E così, sottoposti al questionario promosso da Anaao Assomed, solo il 53% dei medici di strutture ospedaliere, dalla Lombardia alla Sicilia, hanno risposto che si vedono ancora a lavorare in ospedale pubblico, nei prossimi 2 anni.

E’ evidente la grave sofferenza non solo dei professionisti ma di tutto il sistema sanitario, nel complesso.

I carichi di lavoro con la pandemia da covid-19 hanno minato lo spirito di sopravvivenza.
E così se solo  il 54,3% dei medici ospedalieri, pensa di lavorare ancora in un ospedale pubblico nei prossimi due anni, il 75%  ritiene che il proprio lavoro non sia stato abbastanza valorizzato durante la pandemia.

Il fenomeno però non è tutto italiano, perché lo stesso è già stato registrato in Inghilterra e in Svezia, e poi ancora in Germania.
Le ragioni sono le medesime e si riassumono in un comprensivo senso di sopravvivenza, considerata la causa che risiede nella carena numerica di soggetti operanti, nella confusione sui numeri delle assunzioni e sul rischio del lavoro posto in essere, con in aggiunta la cattiva organizzazione e una retribuzione decisamente non adeguata.

Medici e dirigenti, hanno dichiarato di sentirsi schiacciati da una macchina che esige troppo e che non ascolta la loro voce.
Si sentono svalutato. frustrati da un’organizzazione del lavoro che non sembra avere come priorità i bisogni e le necessità dei soggetti, sia nel ruolo personale che professionale.
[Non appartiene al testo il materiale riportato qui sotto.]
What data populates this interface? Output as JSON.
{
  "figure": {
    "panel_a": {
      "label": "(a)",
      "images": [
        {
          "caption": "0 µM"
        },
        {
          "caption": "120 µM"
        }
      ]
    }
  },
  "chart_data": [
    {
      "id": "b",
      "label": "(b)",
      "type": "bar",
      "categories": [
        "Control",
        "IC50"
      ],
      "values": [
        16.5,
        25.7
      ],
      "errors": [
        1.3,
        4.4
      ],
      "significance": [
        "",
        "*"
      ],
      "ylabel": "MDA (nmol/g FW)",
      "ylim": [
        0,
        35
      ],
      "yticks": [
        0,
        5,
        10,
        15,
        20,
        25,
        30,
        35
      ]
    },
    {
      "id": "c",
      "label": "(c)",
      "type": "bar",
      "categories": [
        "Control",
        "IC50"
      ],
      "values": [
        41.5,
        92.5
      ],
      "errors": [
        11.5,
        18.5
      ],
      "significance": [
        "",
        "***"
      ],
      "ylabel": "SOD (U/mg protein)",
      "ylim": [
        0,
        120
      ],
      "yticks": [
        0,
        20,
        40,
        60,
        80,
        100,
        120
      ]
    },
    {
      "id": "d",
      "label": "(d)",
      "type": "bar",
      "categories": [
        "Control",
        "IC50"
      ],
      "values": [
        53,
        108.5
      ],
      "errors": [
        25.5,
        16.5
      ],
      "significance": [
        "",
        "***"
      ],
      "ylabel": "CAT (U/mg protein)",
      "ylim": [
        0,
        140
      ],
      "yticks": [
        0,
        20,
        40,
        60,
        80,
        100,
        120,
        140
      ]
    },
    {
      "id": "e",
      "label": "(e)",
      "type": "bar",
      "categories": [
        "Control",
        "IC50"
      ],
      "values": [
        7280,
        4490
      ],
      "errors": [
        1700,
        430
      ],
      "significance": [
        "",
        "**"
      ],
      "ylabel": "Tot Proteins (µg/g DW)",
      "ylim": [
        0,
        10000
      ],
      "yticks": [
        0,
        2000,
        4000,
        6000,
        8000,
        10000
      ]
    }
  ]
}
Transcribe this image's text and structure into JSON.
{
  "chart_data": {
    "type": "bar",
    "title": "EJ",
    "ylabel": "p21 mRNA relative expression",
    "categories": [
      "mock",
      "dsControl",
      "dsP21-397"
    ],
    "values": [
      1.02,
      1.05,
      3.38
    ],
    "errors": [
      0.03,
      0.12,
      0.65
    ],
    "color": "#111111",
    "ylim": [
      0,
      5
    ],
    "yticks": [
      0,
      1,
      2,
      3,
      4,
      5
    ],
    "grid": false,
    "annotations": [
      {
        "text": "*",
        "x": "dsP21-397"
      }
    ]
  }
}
Se si guardano solo bilanci e indicatori numerici, se si riducono le risorse disponibili, si smarriscono anche mordente e resistenza, soprattutto in un periodo in cui non ci si possono permettere errori o mancanze.

L’emergenza da Covid-19, sottolinea l’Anaao, “ha messo dolorosamente a nudo questa fragilità e il quadro che emerge lascia presagire un avvenire difficile per la sanità pubblica italiana, il cui declino potrebbe arrivare entro pochi anni se le scenario prospettato dagli stessi medici ospedalieri dovesse realizzarsi. Per evitare il disastro serve un cambiamento radicale rispetto alle politiche del passato, cominciando a rinunciare all’illusione di potere governare un sistema complesso esclusivamente attraverso un illusorio controllo dei conti. Occorre certamente aumentare le risorse e le retribuzioni ma, fattore altrettanto importante, secondo il nostro campione, anche coinvolgere i professionisti nei processi decisionali che governano la macchina ospedaliera”.

La categoria più in difficoltà resta quella delle donne.
Il 75% delle donne si dichiara insoddisfatta, incapaci ormai di conciliare vita privata e lavoro.
Il 20% si è dichiarato “molto insoddisfatto”.

Il sindacato pertanto conclude che la politica dovrebbe valorizzare le spinte positive e il grande capitale di qualità umane e professionali.

La risposta alle sfide – come quella che si è avuta nel 2020 con la pandemia da covid-19 – dipenderà in futuro anche da come si tratteranno i medici ospedalieri, i dirigenti sanitari durante questa emergenza ma anche al termine della stessa.